On Sunday, I was cranky. I thought I'd had enough of Kevin and needed a break from him. But I was cranky with Andy, too. So maybe I needed a break from the whole family. I went to my volleyball game in the evening and continued to be cranky. I was very excited to be there and playing but it wasn't a very taxing game and afterward I was in an even worse mood. On the way home, it hit me... what made me cranky before I was a mother can still make me cranky now that I'm a mother and it's not related to being a mother!
When I don't exercise, I can get in a really foul mood. It's the kind of mood that nothing can cheer up - not chocolate cake, not a really funny joke, not time alone. Nothing makes me feel better except to exercise. And I don't mean that I need to take a walk or follow Kevin around the house a few extra times in a day. I need to really work hard and fill my muscles with lactic acid. Granted, it doesn't take much to do that these days as I haven't been exercising regularly :-)
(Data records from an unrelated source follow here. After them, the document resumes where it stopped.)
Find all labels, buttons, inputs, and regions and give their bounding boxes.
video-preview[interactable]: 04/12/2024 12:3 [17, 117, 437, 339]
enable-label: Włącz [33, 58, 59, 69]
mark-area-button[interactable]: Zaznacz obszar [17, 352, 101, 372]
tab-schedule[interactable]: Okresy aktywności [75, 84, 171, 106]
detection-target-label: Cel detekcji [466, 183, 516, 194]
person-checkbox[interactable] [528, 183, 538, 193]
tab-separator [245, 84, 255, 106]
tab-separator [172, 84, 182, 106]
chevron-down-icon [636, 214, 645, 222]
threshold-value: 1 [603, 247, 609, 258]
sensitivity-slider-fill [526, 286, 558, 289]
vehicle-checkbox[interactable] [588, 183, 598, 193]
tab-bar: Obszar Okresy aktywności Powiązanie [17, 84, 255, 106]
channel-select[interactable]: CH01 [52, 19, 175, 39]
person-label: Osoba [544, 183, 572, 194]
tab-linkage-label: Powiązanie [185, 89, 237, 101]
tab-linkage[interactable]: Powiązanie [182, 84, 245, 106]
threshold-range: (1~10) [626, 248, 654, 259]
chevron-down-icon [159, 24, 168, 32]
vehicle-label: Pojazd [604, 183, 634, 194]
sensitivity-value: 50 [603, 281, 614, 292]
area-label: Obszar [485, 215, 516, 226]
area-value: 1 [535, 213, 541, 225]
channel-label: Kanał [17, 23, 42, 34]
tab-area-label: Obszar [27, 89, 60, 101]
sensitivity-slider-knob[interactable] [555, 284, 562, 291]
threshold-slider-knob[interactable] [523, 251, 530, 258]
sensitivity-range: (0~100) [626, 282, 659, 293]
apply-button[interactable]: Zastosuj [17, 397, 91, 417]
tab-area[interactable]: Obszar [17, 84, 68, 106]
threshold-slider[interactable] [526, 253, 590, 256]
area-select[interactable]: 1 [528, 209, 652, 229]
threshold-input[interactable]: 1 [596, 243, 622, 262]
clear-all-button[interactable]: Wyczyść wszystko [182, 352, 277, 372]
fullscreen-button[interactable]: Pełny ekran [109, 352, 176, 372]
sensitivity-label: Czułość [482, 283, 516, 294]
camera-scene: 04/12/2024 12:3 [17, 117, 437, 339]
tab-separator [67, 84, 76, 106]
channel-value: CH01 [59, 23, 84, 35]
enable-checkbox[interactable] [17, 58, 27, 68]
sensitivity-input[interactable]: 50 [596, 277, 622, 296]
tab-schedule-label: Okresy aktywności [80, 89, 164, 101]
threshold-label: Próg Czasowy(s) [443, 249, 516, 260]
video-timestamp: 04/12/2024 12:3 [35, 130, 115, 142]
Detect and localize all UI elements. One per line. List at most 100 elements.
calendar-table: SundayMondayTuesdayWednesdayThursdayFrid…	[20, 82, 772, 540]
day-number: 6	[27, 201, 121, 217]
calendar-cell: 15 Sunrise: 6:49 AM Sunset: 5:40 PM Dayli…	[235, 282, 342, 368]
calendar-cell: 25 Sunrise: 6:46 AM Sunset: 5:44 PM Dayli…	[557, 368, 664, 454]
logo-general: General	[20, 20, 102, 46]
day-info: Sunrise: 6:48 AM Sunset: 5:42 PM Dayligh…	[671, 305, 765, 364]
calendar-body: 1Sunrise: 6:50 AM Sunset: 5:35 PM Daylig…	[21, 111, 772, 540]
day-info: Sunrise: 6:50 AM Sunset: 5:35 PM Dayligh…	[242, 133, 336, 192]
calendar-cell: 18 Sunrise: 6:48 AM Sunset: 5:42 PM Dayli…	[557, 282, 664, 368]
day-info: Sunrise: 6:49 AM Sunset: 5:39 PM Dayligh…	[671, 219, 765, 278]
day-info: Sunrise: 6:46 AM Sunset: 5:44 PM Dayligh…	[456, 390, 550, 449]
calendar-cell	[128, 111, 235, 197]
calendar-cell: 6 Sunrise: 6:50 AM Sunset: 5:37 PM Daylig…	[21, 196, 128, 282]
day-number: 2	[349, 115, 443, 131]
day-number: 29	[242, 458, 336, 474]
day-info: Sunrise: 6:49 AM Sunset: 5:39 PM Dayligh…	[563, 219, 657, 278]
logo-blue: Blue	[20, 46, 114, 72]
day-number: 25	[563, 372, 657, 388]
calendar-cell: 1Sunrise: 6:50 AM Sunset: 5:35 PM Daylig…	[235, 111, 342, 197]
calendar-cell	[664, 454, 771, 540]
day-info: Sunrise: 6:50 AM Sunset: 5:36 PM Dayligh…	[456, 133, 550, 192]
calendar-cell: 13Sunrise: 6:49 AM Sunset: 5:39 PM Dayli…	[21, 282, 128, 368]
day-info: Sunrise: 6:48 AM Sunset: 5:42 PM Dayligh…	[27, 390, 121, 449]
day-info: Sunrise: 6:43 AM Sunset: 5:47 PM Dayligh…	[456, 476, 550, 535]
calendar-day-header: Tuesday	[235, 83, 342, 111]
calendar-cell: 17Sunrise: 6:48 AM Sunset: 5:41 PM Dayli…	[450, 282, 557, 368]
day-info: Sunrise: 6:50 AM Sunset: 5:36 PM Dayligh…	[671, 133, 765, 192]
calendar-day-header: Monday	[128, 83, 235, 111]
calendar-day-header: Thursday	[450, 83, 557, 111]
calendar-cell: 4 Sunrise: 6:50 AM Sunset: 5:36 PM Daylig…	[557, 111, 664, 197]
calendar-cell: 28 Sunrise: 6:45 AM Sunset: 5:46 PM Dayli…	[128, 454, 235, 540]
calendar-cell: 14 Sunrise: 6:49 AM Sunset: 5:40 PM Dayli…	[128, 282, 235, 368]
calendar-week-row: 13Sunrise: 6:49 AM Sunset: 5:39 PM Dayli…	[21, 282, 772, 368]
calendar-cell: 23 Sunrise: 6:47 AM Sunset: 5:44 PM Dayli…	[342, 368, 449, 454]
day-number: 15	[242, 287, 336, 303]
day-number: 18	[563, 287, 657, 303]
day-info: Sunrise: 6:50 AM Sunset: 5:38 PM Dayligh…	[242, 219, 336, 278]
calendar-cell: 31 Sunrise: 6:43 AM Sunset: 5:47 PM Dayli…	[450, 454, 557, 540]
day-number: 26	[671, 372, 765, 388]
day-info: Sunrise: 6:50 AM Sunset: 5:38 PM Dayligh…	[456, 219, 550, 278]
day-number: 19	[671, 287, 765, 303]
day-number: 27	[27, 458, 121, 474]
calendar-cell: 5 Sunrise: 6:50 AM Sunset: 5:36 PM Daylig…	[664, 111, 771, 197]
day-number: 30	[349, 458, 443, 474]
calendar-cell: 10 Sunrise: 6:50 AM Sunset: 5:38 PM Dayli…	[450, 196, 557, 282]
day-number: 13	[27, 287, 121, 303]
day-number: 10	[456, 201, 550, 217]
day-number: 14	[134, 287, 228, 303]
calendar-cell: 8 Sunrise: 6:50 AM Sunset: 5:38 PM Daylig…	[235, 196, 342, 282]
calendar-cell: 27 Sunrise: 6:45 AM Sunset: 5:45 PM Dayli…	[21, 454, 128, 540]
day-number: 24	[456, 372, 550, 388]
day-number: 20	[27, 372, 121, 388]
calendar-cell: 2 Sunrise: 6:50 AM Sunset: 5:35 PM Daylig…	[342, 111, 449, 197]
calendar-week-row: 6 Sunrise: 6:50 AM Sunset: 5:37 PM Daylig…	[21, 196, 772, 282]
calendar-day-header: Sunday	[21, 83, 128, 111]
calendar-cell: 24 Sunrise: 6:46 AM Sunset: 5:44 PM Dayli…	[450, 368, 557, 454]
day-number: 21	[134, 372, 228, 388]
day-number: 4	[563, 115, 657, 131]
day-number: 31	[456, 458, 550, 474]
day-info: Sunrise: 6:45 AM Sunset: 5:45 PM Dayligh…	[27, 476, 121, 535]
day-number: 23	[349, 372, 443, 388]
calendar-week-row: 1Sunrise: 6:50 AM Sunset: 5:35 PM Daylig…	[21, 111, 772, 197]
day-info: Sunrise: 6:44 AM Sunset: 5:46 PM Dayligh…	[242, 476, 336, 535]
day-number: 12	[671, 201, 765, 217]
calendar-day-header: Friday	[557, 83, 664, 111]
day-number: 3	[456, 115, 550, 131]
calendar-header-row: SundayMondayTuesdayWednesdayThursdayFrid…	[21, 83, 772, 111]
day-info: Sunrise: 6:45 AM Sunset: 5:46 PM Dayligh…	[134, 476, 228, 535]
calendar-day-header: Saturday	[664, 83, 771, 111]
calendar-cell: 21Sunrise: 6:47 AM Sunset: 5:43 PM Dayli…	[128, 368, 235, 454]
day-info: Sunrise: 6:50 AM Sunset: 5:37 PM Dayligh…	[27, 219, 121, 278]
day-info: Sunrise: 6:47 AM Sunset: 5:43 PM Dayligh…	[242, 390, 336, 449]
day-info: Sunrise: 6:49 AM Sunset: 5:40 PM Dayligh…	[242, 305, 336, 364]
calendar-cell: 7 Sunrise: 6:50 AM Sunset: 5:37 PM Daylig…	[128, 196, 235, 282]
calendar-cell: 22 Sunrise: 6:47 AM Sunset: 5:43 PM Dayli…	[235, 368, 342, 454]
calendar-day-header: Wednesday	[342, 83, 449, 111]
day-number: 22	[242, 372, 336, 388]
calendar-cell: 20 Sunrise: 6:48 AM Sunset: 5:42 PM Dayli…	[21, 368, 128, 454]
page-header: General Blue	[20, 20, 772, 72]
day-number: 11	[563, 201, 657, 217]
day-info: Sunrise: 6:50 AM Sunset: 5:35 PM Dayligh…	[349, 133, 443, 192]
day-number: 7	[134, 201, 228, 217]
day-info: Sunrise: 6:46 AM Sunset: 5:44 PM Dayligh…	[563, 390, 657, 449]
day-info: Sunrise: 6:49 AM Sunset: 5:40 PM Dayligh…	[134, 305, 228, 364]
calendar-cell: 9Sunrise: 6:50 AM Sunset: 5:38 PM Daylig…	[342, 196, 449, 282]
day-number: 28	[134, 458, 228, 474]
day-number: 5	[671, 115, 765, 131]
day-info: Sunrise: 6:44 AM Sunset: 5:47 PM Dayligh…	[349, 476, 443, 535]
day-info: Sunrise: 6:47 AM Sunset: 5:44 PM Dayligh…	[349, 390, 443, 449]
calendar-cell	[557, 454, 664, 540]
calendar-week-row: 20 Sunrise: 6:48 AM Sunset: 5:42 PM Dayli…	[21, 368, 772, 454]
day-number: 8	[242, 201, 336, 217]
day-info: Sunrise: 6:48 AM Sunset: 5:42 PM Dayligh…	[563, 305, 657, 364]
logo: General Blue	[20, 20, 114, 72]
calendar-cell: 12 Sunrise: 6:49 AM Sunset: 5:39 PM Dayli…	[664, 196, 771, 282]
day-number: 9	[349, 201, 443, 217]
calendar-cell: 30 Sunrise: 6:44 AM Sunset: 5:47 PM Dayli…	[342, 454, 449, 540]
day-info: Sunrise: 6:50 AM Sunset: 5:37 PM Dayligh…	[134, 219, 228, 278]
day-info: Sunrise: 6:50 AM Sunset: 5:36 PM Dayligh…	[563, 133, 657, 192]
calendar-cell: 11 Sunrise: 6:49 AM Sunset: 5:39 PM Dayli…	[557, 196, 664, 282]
Sunday evening on my way home from volleyball, I knew that I couldn't go home and be in a good mood. I couldn't imagine facing Andy and Kevin and any of our usual antics with any sort of cheer in my attitude. So I pulled into the elementary school down the street, parked at the end of the dark lot, stepped out into the brisk air and started to run. I ran laps around the parking lot. It felt like heaven. I had to stop and walk a few times, but as soon as I caught my breath, I started to run again. My legs and arms pumped, my heart pumped, and all kinds of good chemicals were spreading their way into my brain. I smiled. And it was a lasting smile, not the kind that I can force onto my face while gritting my teeth behind it. I was joyous.